Kelly's freshman year was a tough transition. She missed her home in Ashburn, Virginia, and her parents. Her grades dropped. Albert Silverstein, professor of experimental psychology, saw Kelly floundering and offered support. "My life turned around. He helped me recognize my abilities as a researcher and my intellectual capacities. He motivated me to be the student I am today. I don't regret having to work through the hard times; it's made me a better person." Hard times included a difficult decision in her junior year. Kelly loved swimming competitively and she loved research, but she felt she couldn't do both and dropped off the swim team.

Kelly's academic honors and awards fill a page, single-spaced. Most note-worthy, she was awarded the first URI Health Promotion Partnership Fellowship, a paid research fellowship in alcohol survey studies.

Her volunteer work ranged from helping out at URI's Women's Resource Center, to tutoring psychology students, to answering phones at Sympatico, a local suicide prevention hotline.

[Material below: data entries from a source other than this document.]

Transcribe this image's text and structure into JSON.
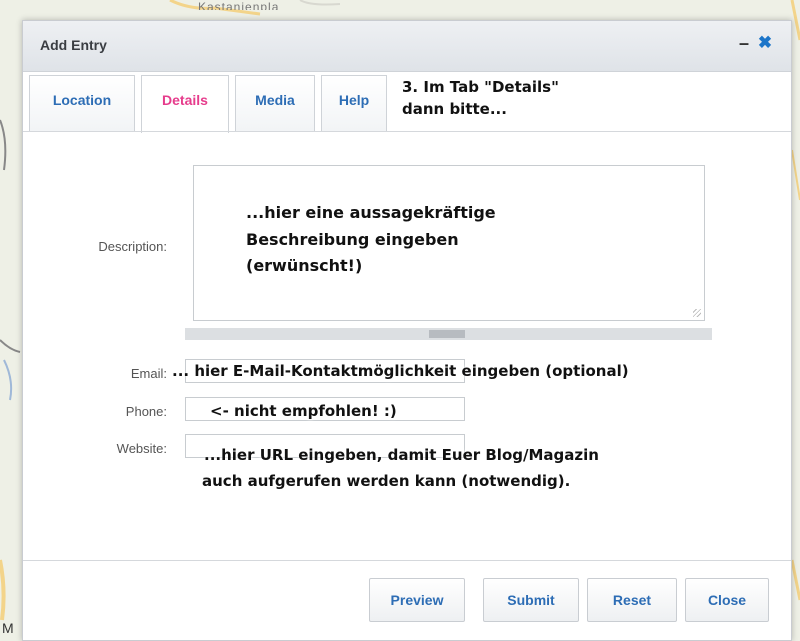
{
  "map": {
    "label_top": "Kastanienpla",
    "letter_m": "M"
  },
  "dialog": {
    "title": "Add Entry",
    "minimize_label": "–",
    "close_label": "✖",
    "tabs": [
      {
        "label": "Location",
        "active": false
      },
      {
        "label": "Details",
        "active": true
      },
      {
        "label": "Media",
        "active": false
      },
      {
        "label": "Help",
        "active": false
      }
    ],
    "fields": {
      "description_label": "Description:",
      "email_label": "Email:",
      "phone_label": "Phone:",
      "website_label": "Website:"
    },
    "buttons": {
      "preview": "Preview",
      "submit": "Submit",
      "reset": "Reset",
      "close": "Close"
    }
  },
  "annotations": {
    "tab_note_line1": "3. Im Tab \"Details\"",
    "tab_note_line2": "dann bitte...",
    "desc_line1": "...hier eine aussagekräftige",
    "desc_line2": "Beschreibung eingeben",
    "desc_line3": "(erwünscht!)",
    "email_note": "... hier E-Mail-Kontaktmöglichkeit eingeben (optional)",
    "phone_note": "<- nicht empfohlen! :)",
    "website_line1": "...hier URL eingeben, damit Euer Blog/Magazin",
    "website_line2": "auch aufgerufen werden kann (notwendig)."
  },
  "colors": {
    "accent_blue": "#2d6db5",
    "active_tab_pink": "#e63c8c",
    "close_icon_blue": "#1c75c9"
  }
}
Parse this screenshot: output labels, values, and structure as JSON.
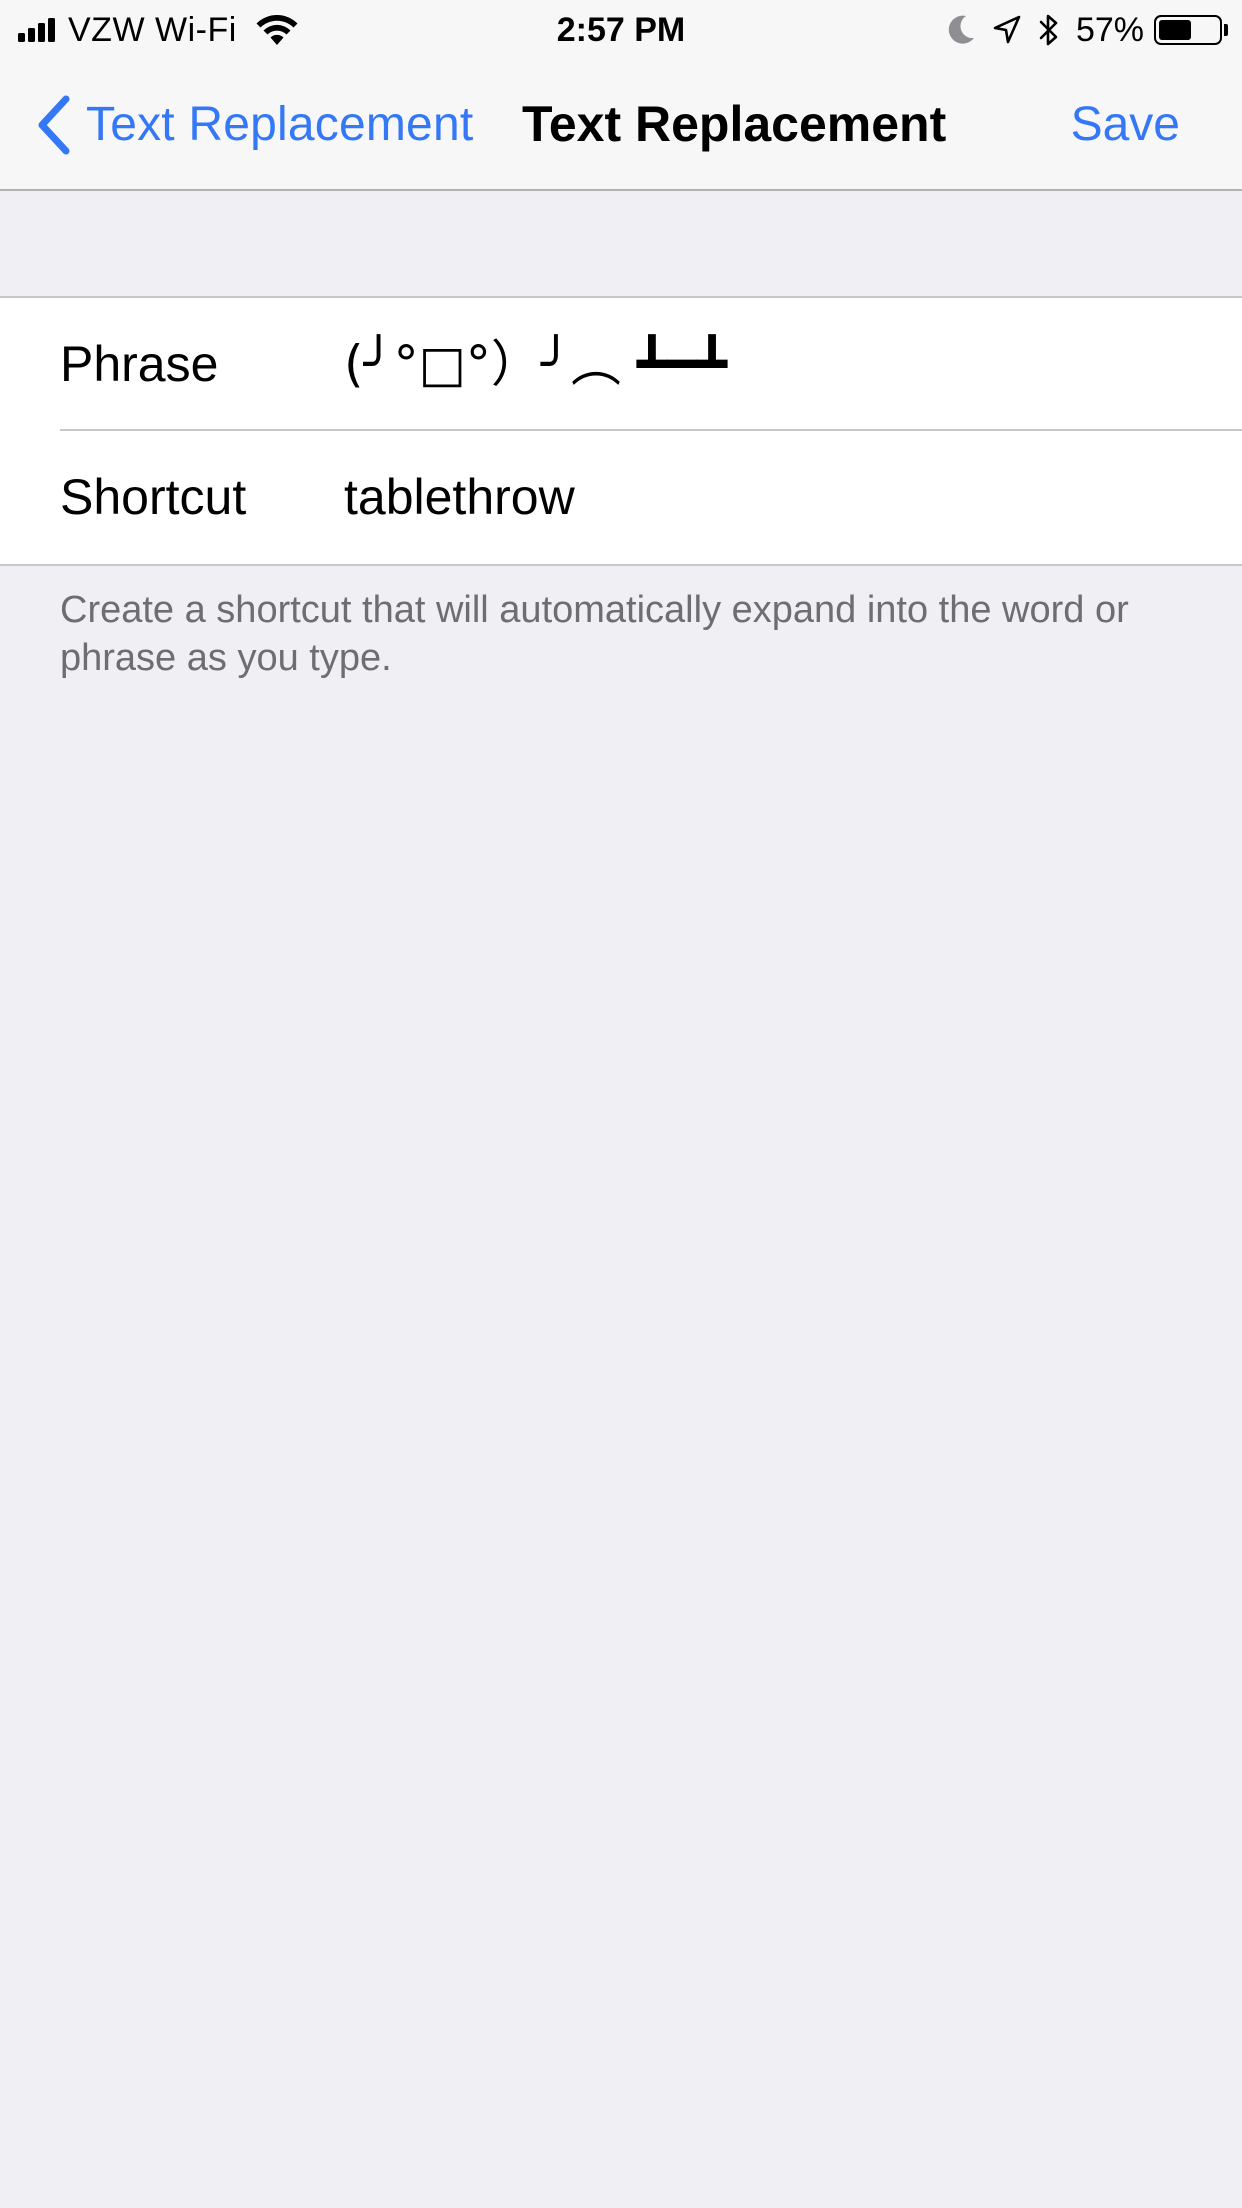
{
  "status_bar": {
    "carrier": "VZW Wi-Fi",
    "time": "2:57 PM",
    "battery_percent": "57%",
    "battery_level": 0.57,
    "icons": [
      "signal-icon",
      "wifi-icon",
      "moon-icon",
      "location-arrow-icon",
      "bluetooth-icon",
      "battery-icon"
    ]
  },
  "nav": {
    "back_label": "Text Replacement",
    "title": "Text Replacement",
    "save_label": "Save"
  },
  "form": {
    "phrase_label": "Phrase",
    "phrase_value": "(╯°□°）╯︵ ┻━┻",
    "shortcut_label": "Shortcut",
    "shortcut_value": "tablethrow"
  },
  "footer": {
    "text": "Create a shortcut that will automatically expand into the word or phrase as you type."
  },
  "colors": {
    "accent": "#3478f6",
    "background": "#efeff4",
    "bar_background": "#f7f7f7",
    "footer_text": "#6d6d72"
  }
}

She was president of the URI chapter of Psi Chi (the national honor society of psychology) for two years, a founder and president of the Psychology Club, the psychology representative for the Dean's Advisory Council in the College of Arts and Sciences for two years, and the recipient of a 1999 URI Foundation research grant and the Psychology Department's outstanding junior and senior awards.

In March, Kelly presented her research at the Eastern Psychological Association Convention in Baltimore and was awarded the assoc-iation's Psi Chi Regional Research Award for her poster and presentation. The College of Arts and Sciences' Hope and Heritage Fund, which is largely funded through alumni donors, made the trip possible. "I am proud to point out that URI has more undergraduate student projects presented than any other institution," Kelly says.

URI's reputation opened doors for graduate schools--seven programs accepted her. "URI is very well known and respected, especially in psychology. Interviewers would see URI on my resumé and tell me how fortunate I was to have such a great education," says one of URI's best ambassadors.